Football Fiancé BF

    Football Fiancé BF

    He's losing the game.

    Football Fiancé BF
    c.ai

    The roar of the crowd was a dull, throbbing hum in Alex Colin’s ears, a sound of disappointment rather than adoration. Sweat and grime streaked his tanned skin, his black hair plastered to his forehead under his helmet. His muscles, usually humming with power and certainty, felt leaden. On the scoreboard, the numbers were a personal insult. They were losing.

    He, Alex Colin, the star quarterback, the undisputed king of this university, was losing the championship.

    Alex sucked in a ragged breath, the metallic taste of failure on his tongue. His teammates around him wore the same shell-shocked expression, the swagger they’d started with thoroughly beaten out of them.

    Alex's gaze, sharp and perpetually scanning, instinctively found its anchor on the sidelines. There you were. A burst of color and energy amidst the green field. As the cheer captain, you were a force of nature, leading your squad with a fierce grace that always made his chest tighten. Your voice, though he couldn’t hear the specific words from here, cut through the crowd’s drone, a familiar and comforting melody.

    Then his black eyes, narrowed in frustration, caught the movement from the other team’s bench. A few of their players, taking a water break, weren’t looking at the play or their coaches. They were staring, leering, at his girlfriend.

    Number 54 elbowed his friend, pointing directly at you, at the way your uniform fit, at your nature. A possessive, jealous rage, cold and immediate, flushed through him, erasing the fatigue. His jaw clenched so tight it ached. His. You were his. Everyone in the entire damn state knew that.

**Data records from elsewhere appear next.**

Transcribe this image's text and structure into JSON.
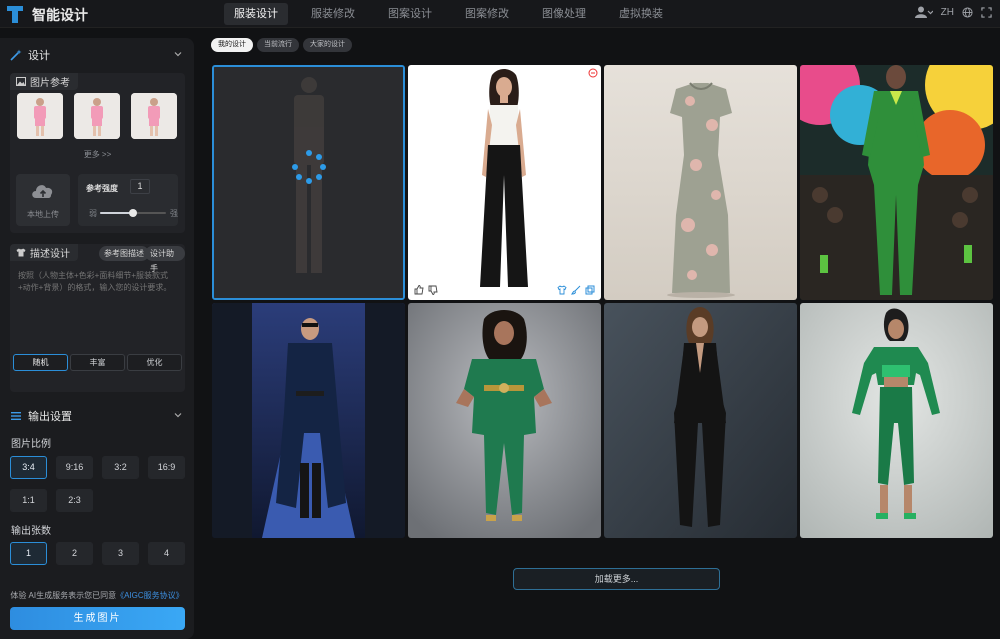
{
  "app": {
    "title": "智能设计"
  },
  "nav": {
    "items": [
      {
        "label": "服装设计",
        "active": true
      },
      {
        "label": "服装修改",
        "active": false
      },
      {
        "label": "图案设计",
        "active": false
      },
      {
        "label": "图案修改",
        "active": false
      },
      {
        "label": "图像处理",
        "active": false
      },
      {
        "label": "虚拟换装",
        "active": false
      }
    ],
    "language": "ZH"
  },
  "sidebar": {
    "design_title": "设计",
    "ref": {
      "title": "图片参考",
      "more": "更多 >>",
      "upload_label": "本地上传",
      "strength_label": "参考强度",
      "strength_value": "1",
      "strength_fraction": 0.5,
      "weak": "弱",
      "strong": "强"
    },
    "desc": {
      "title": "描述设计",
      "btn_ref_desc": "参考图描述",
      "btn_assistant": "设计助手",
      "placeholder": "按照（人物主体+色彩+面料细节+服装款式+动作+背景）的格式，输入您的设计要求。",
      "modes": [
        "随机",
        "丰富",
        "优化"
      ],
      "active_mode": 0
    },
    "output": {
      "title": "输出设置",
      "ratio_label": "图片比例",
      "ratios": [
        "3:4",
        "9:16",
        "3:2",
        "16:9",
        "1:1",
        "2:3"
      ],
      "active_ratio": 0,
      "count_label": "输出张数",
      "counts": [
        "1",
        "2",
        "3",
        "4"
      ],
      "active_count": 0
    },
    "agreement_text": "体验 AI生成服务表示您已同意",
    "agreement_link": "《AIGC服务协议》",
    "generate": "生成图片"
  },
  "main": {
    "tabs": [
      {
        "label": "我的设计",
        "active": true
      },
      {
        "label": "当前流行",
        "active": false
      },
      {
        "label": "大家的设计",
        "active": false
      }
    ],
    "load_more": "加载更多..."
  },
  "colors": {
    "accent": "#2b8ed8",
    "generate_start": "#2e8de0",
    "generate_end": "#3aa8f5",
    "bg": "#111214"
  }
}
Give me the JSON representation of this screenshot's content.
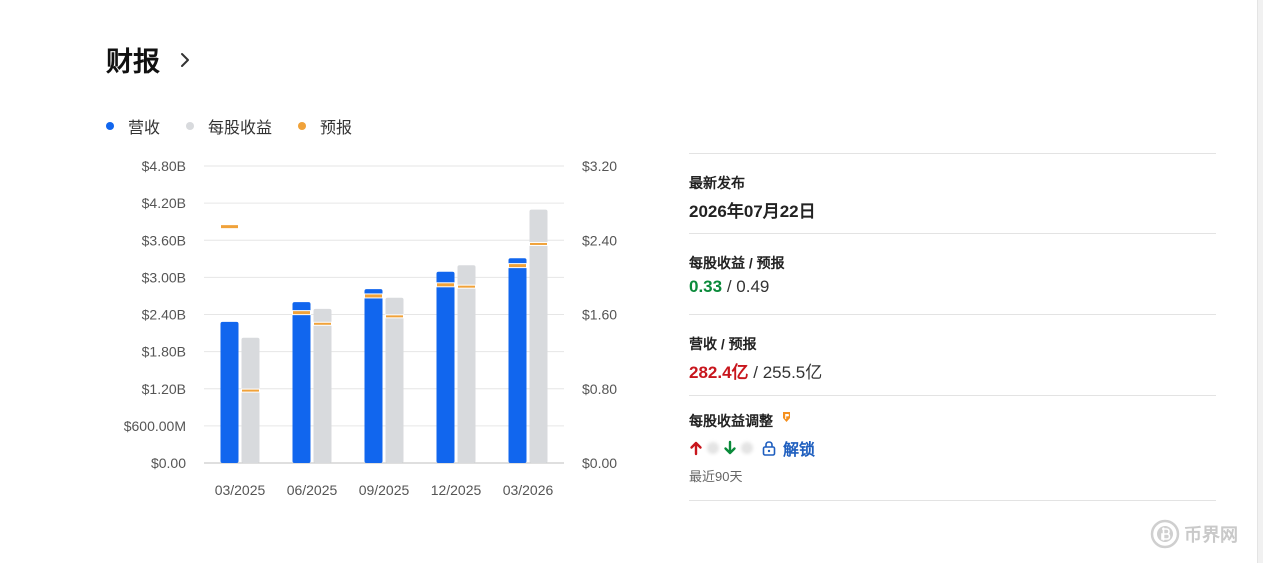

    Alex saw you finish a routine, your chest heaving from the exertion. Your eyes met his across the twenty yards. You saw the defeat in his stance, the grim set of his mouth. You saw the direction of his murderous glare towards the other team and understood instantly. A determined look settled on your features, one he knew well. It was the same look you got when you were about to call him out on his cocky, childish bullshit.

    You cupped your hands around your mouth. The distance should have swallowed the words, but he read your lips as clearly as if you were whispering in his ear. The world seemed to slow, the crowd’s noise fading into a distant void.

    “ALEX COLIN!” You screamed, your voice a sharp, beautiful weapon slicing through the stadium’s gloom.

    “IF YOU WIN THIS GAME, MAYBE I’LL MARRY YOU! AND MAYBE GIVE YOU MANY BABIES!”

    Silence. For one heart-stopping second, there was absolute silence.

    Then, the entire stadium erupted. It wasn’t a roar of disappointment anymore; it was a deafening, seismic wave of pure, unadulterated shock and glee. Cameras flashed, fans shrieked, his teammates’ heads snapped toward him, their eyes wide.

    Alex stood frozen, the words echoing in his skull. Marry. Babies.

    Six years. Six years of dating, of love, of a ring on your finger with his parents’ blessing. He’d known he would marry you since he was eighteen. But this? This was a public vow. A promise shouted across a football field. This was you putting everything on the line for him. A low, guttural laugh escaped him, a sound of pure, unadulterated heat.

    The slow, sly grin spread across his face, wiping away the grumpy defeat. It was a grin that promised trouble, a grin that made opposing linebackers nervous.

    The cocky confidence came flooding back, tenfold. The fire was lit. He turned to his huddle, his voice no longer tired but a loud, confident bark that commanded absolute attention.

    “You heard my future wife, she’s not having any loser’s babies! Now get your heads out of your asses and let’s go get me a wedding!” he shouted, his voice dripping with sarcastic, possessive glee. The game was no longer about a championship. It was about claiming what was his. All of it.

    “And that fucker Number 54 is about to eat turf for staring at my fiancée." The team roared with laughter and renewed fire. Defeat was no longer an option. He had a ring to win.